Modibo Sidibé est un policier comme il faut. D’ailleurs, ses thuriféraires confessent, sans peut-être se rendre compte de leur maladresse en le disant, que c’est parce que leur champion est un officier de la police qu’il ne peut militer ouvertement dans un parti politique. La réalité est que Modibo Sidibé na jamais été un homme politique, il est constamment demeuré le policier qu’il est. En la police, il croit. Mais des associations, des partis politiques, des groupements corporatistes, il se méfie toujours. Il voit donc mal l’homme politique.
D’ailleurs, ceux qui l’ont connu dans la vie estudiantine affirment qu’il a été d’un anti- communisme primaire qui fait qu’il soupçonne aujourd’hui tous les hommes politiques de sympathie avec le communisme. De lui, on sait seulement qu’il a aimé le tennis au point d’assumer des responsabilités le concernant. Au-delà, méfiance, qui frise souvent la phobie. C’est donc un homme loin des idées et des cercles politiques, des débats doctrinaires. Contrairement à Alpha Oumar Konaré, il n’a pas d’idée, pas de programme. En tout cas, en vingt ans, Modibo Sidibé n’a rien fait sur lequel on peut identifier son engagement politique. Alpha Oumar Konaré, qu’on l’aime ou qu’on le déteste, est l’homme des idées, voire de grands rêves, celui qui porte toujours de grands projets. Modibo Sidibé est tout le contraire. La seule initiative qu’on lui connaît est sa mystérieuse Initiative- riz qui reste à ce jour un gouffre financier à élucider alors qu’elle était sensée faire du Mali une puissance agricole à l’orée 2012.
Nous sommes à neuf petits mois de cette année qui devait être l’achèvement de la construire du nouvel Eldorado malien, le pays de cocagne où afflueraient les autres en quête de bonheur. Mais l’Initiative- riz n’a accouché que des effets pervers : des importateurs d’intrants agricoles et de riz, qui ont bénéficié d’exonérations sans précédent dans notre pays, sont devenus de richissimes hommes d’affaires alors que le prix du kilogramme de riz a atteint des niveaux insupportables pour les ménages. La puissance agricole n’est plus que le cauchemar qui hante les jours et les nuits des Maliens aux revenus précaires. Modibo Sidibé, au regard de cela et pas que ça, il faut l’admettre avec bon sens, ne peut prétendre au bénéfice des circonstances particulières dont a profité ATT pour accéder au pouvoir.
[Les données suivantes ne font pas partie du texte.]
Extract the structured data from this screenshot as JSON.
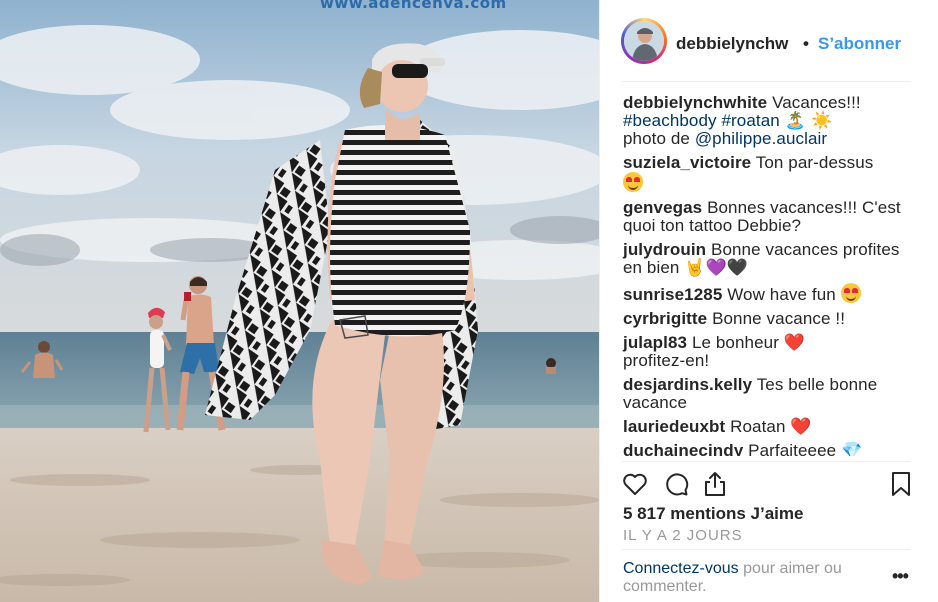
{
  "photo": {
    "watermark": "www.adencenva.com"
  },
  "post": {
    "author": "debbielynchw",
    "separator": "•",
    "follow_label": "S’abonner"
  },
  "caption": {
    "user": "debbielynchwhite",
    "text": "Vacances!!!",
    "tag1": "#beachbody",
    "tag2": "#roatan",
    "emoji": "🏝️ ☀️",
    "photo_by": "photo de",
    "mention": "@philippe.auclair"
  },
  "comments": [
    {
      "user": "suziela_victoire",
      "text": "Ton par-dessus"
    },
    {
      "user": "genvegas",
      "text": "Bonnes vacances!!! C'est quoi ton tattoo Debbie?"
    },
    {
      "user": "julydrouin",
      "text": "Bonne vacances profites en bien",
      "emoji1": "🤘",
      "emoji2": "💜",
      "emoji3": "🖤"
    },
    {
      "user": "sunrise1285",
      "text": "Wow have fun"
    },
    {
      "user": "cyrbrigitte",
      "text": "Bonne vacance !!"
    },
    {
      "user": "julapl83",
      "text": "Le bonheur",
      "emoji": "❤️",
      "text2": "profitez-en!"
    },
    {
      "user": "desjardins.kelly",
      "text": "Tes belle bonne vacance"
    },
    {
      "user": "lauriedeuxbt",
      "text": "Roatan",
      "emoji": "❤️"
    },
    {
      "user": "duchainecindy",
      "text": "Parfaiteeee",
      "emoji": "💎",
      "emoji2": "💎❤️"
    }
  ],
  "icons": {
    "like": "heart-icon",
    "comment": "comment-bubble-icon",
    "share": "share-icon",
    "save": "bookmark-icon"
  },
  "likes_text": "5 817 mentions J’aime",
  "timestamp": "IL Y A 2 JOURS",
  "login": {
    "link": "Connectez-vous",
    "rest": "pour aimer ou commenter."
  },
  "more_label": "•••",
  "colors": {
    "link_blue": "#3897f0",
    "text": "#262626",
    "muted": "#999999",
    "hashtag": "#003569"
  }
}
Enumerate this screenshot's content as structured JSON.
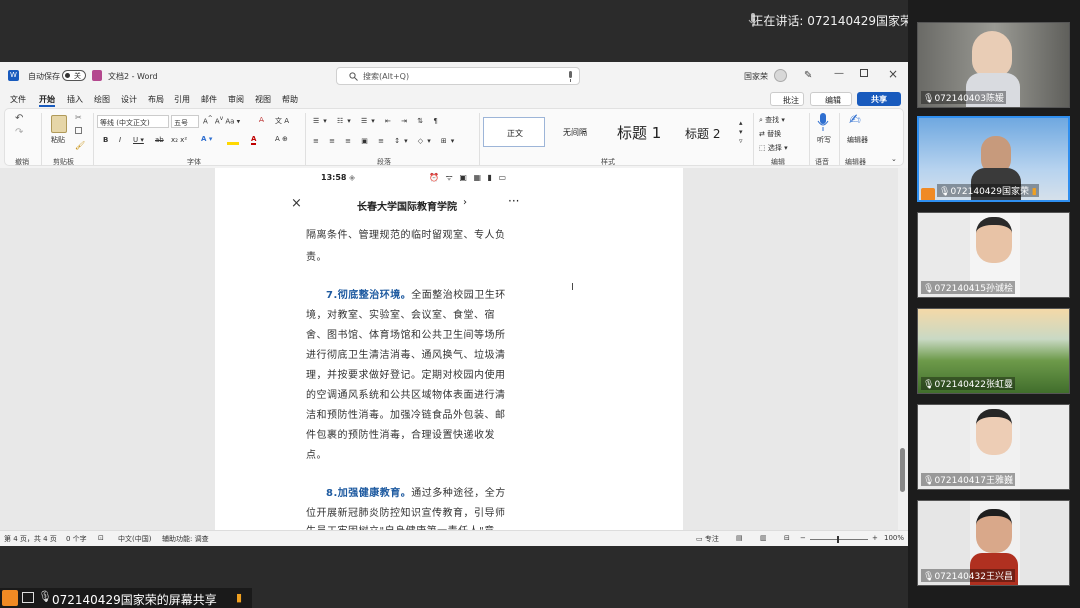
{
  "meeting": {
    "speaking_label": "正在讲话: 072140429国家荣",
    "share_label": "072140429国家荣的屏幕共享"
  },
  "word": {
    "autosave_label": "自动保存",
    "autosave_state": "关",
    "doc_title": "文档2 - Word",
    "search_placeholder": "搜索(Alt+Q)",
    "user_name": "国家荣",
    "menu": [
      "文件",
      "开始",
      "插入",
      "绘图",
      "设计",
      "布局",
      "引用",
      "邮件",
      "审阅",
      "视图",
      "帮助"
    ],
    "comment_btn": "批注",
    "edit_btn": "编辑",
    "share_btn": "共享",
    "ribbon": {
      "undo_label": "撤销",
      "paste_label": "粘贴",
      "clipboard_label": "剪贴板",
      "font_name": "等线 (中文正文)",
      "font_size": "五号",
      "font_group": "字体",
      "paragraph_group": "段落",
      "styles": [
        "正文",
        "无间隔",
        "标题 1",
        "标题 2"
      ],
      "styles_group": "样式",
      "find": "查找",
      "replace": "替换",
      "select": "选择",
      "edit_group": "编辑",
      "dictate": "听写",
      "voice_group": "语音",
      "editor": "编辑器",
      "editor_group": "编辑器"
    },
    "status": {
      "page": "第 4 页，共 4 页",
      "words": "0 个字",
      "lang": "中文(中国)",
      "accessibility": "辅助功能: 调查",
      "focus": "专注",
      "zoom": "100%"
    }
  },
  "phone": {
    "time": "13:58",
    "header_title": "长春大学国际教育学院",
    "lines": [
      "隔离条件、管理规范的临时留观室、专人负",
      "责。"
    ],
    "para7_head": "7.彻底整治环境。",
    "para7_first": "全面整治校园卫生环",
    "para7_lines": [
      "境，对教室、实验室、会议室、食堂、宿",
      "舍、图书馆、体育场馆和公共卫生间等场所",
      "进行彻底卫生清洁消毒、通风换气、垃圾清",
      "理，并按要求做好登记。定期对校园内使用",
      "的空调通风系统和公共区域物体表面进行清",
      "洁和预防性消毒。加强冷链食品外包装、邮",
      "件包裹的预防性消毒，合理设置快递收发",
      "点。"
    ],
    "para8_head": "8.加强健康教育。",
    "para8_first": "通过多种途径，全方",
    "para8_lines": [
      "位开展新冠肺炎防控知识宣传教育，引导师",
      "生员工牢固树立\"自身健康第一责任人\"意"
    ]
  },
  "participants": [
    {
      "name": "072140403陈媛",
      "active": false
    },
    {
      "name": "072140429国家荣",
      "active": true
    },
    {
      "name": "072140415孙诚桧",
      "active": false
    },
    {
      "name": "072140422张虹曼",
      "active": false
    },
    {
      "name": "072140417王雅巍",
      "active": false
    },
    {
      "name": "072140432王兴昌",
      "active": false
    }
  ],
  "colors": {
    "accent": "#2f8ff0",
    "word_blue": "#185abd",
    "heading_blue": "#1e5aa0"
  }
}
Fabriquer une biographie politique qui n’a nulle part existé
En effet, l’actuel chef de l’Etat a tout simplement été béni par les dieux de l’histoire. Il était chef de la garde présidentielle au moment où le peuple s’est révolté contre la gouvernance de l’époque et, à la tête d’un commando, il a joué l’acte décisif de la révolution en s’emparant du général Moussa Traoré aux premières heures du 26 mars 1991, parachevant ainsi le travail populaire insurrectionnel auquel ont sacrifié les patriotes et les démocrates de longues années durant. Une telle circonstance exceptionnelle n’existe pas aujourd’hui.
Modibo Sidibé n’a pas non plus les atouts que le destin a donnés à Ibrahim Boubacar Keïta. Celui-ci a été appelé aux affaires à un moment de troubles où le pays, attaqué de toutes parts, risquait de brûler, situation qui n’a pas permis à ses deux prédécesseurs, Younoussi Touré et Me Abdoulaye Sékou Sow, de résister chacun durant une année pleine et entière. Les luttes intestines au sein de l’Adéma- Pasj, les débrayages incessants dans l’arène scolaire et universitaire ainsi que la rébellion armée au nord de notre pays ébranlaient alors les fondements de l’Etat. IBK s’est révélé être un homme de poigne, un nationaliste qui a rappelé aux citoyens désemparés les pères de l’indépendance : il a pu éteindre les feux et remis le pays au travail.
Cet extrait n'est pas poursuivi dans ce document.